Conservative suit? The socks take the sting out... or perhaps add it in... either way, you transform the look. Do you regularly meet after work in a venue surrounded by men with the off-the-rack-cut suits? Have the lawyers or fancies begun to add the pocket-square after several of your handsomely bedecked appearances? Simply steady the helm right for the rocky shore, and watch the others peel away to safety as your spreaders brush the branches on your daring tack, in and out of territory unfriendly to most.

BTC Contributor at the Speakeasy
Double breasted suit or blazer? Why not deliver that Lord Byron lecture in ribbed pink socks? The timid will gasp, and the ladies will cross the room to compliment you.

If bold stripes are too flash, soften the ankle/shin reveal with a more plain green, blue, or maroon.

YWP in Green Socks
If you see a man in a conservative suit wearing red socks, there is a very good chance that he is involved in the London arts scene, and is familiar with where one gets genuine lacquered pieces at fair prices. Mismatched socks? Probably a good writer or a bad graduate student. White socks?
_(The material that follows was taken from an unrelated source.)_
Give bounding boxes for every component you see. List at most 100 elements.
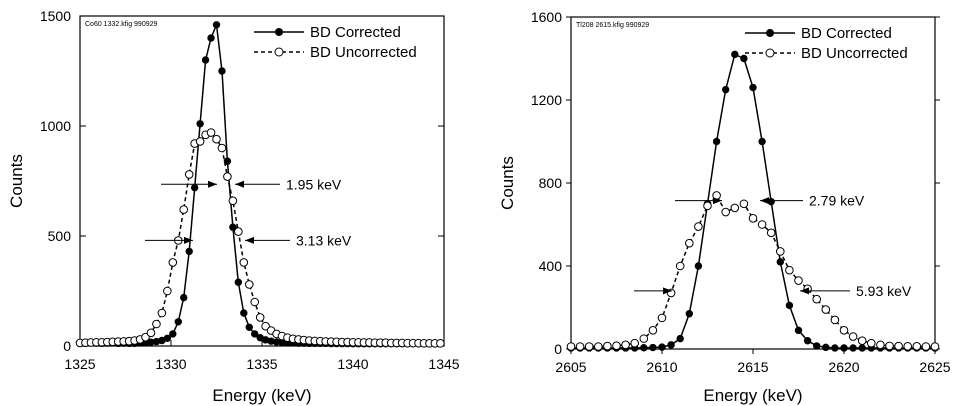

This one depends: If they are tube socks, you are interviewing an impostor, and you are about to be shaken down for what money you can pull together from pockets and wallets.



If the socks are thick and heavily cabled, and can be pulled over the knee, you have a man wearing kilt-hose with his suit during the winter, and you should treat him like the visionary he is. Make no mistake... tall ribbed black socks are perfect, and always acceptable. Gold Toe makes great ones that last forever, and have nice ribbing and snap. The best? For my money, and for universality, I like tall ribbed over-the-calf charcoal flecked socks. However, the trend back toward ankle-flash is welcome, and I hope it continues. Thomas Pink, Turnbull & Asser, T.M. Lewin, and the rest, all have vast new inventories of more daring socks.

I am happy to see these little ankle beacons flickering around sidewalks, halls, and offices. I like it with black-tie on occasion, and one can't go wrong with thinner models worn with summer suits. If you are expected as a guest at a house or culture which generally requires shoe-removal at entry, show the host that you don't screw around, and reveal polka dots ("spots" to the English) or a candy-stripe from within the shoe which they assume with defile their floors. The perfect time to try out a particularly loud pattern is during air-travel... TSA and the white-sneakered air patrons will get an eyefull as you remove (for inspection) the hardest working element of your wardrobe.